La cause n'est dès lors pas en état d'être jugée. Il convient ainsi de
retourner le dossier à l'intimée pour qu'elle fasse procéder à une expertise
afin de savoir si le recourant souffre de troubles psychiques invalidants et,
le cas échéant, de déterminer si ces troubles sont en relation de causalité
naturelle avec l'accident du 1er septembre 1998. En conséquence, le jugement
attaqué ainsi que la décision litigieuse, dans la mesure où elle porte sur le
taux de la rente d'invalidité, doivent être annulés.

7.
La procédure porte sur l'octroi ou le refus de prestations, si bien qu'elle
est gratuite (art. 134 OJ). Par ailleurs, le recourant, qui obtient
partiellement gain de cause, a droit à une indemnité de dépens réduite (art.
159 al. 3 OJ).

Par ces motifs, le Tribunal fédéral des assurances prononce:

1.
Dans la mesure où il est recevable, le recours est admis en ce sens que le
jugement du Tribunal administratif du canton de Neuchâtel du 18 décembre 2003
et la décision sur opposition de la CNA du 19 août 2002 sont annulés dans la
mesure où ils portent sur le taux de la rente d'invalidité.
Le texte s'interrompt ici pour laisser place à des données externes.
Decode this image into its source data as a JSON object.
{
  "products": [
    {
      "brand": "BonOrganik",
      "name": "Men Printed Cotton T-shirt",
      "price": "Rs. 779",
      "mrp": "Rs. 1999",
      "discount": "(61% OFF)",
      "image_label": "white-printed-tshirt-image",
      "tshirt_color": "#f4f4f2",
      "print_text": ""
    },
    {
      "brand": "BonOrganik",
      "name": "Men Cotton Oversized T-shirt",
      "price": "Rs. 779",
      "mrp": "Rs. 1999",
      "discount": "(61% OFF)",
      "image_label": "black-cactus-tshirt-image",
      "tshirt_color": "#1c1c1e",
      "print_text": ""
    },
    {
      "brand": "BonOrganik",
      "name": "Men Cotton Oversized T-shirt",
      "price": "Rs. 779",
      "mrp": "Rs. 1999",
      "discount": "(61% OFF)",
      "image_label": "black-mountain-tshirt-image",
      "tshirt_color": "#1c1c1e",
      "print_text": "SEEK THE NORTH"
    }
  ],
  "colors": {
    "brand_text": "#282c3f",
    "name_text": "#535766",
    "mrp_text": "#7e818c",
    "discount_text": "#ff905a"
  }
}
La cause est
renvoyée à l'intimée pour instruction complémentaire au sens des considérants
et nouvelle décision.

2.
Il n'est pas perçu de frais de justice.

3.
L'intimée versera au recourant la somme de 1'500 fr. (y compris la taxe à la
valeur ajoutée) à titre de dépens pour la procédure fédérale.

4.
Le Tribunal administratif du canton de Neuchâtel statuera sur les dépens pour
la procédure de première instance, au regard de l'issue du procès de dernière
instance.

5.
Le présent arrêt sera communiqué aux parties, au Tribunal administratif du
canton de Neuchâtel et à l'Office fédéral de la santé publique.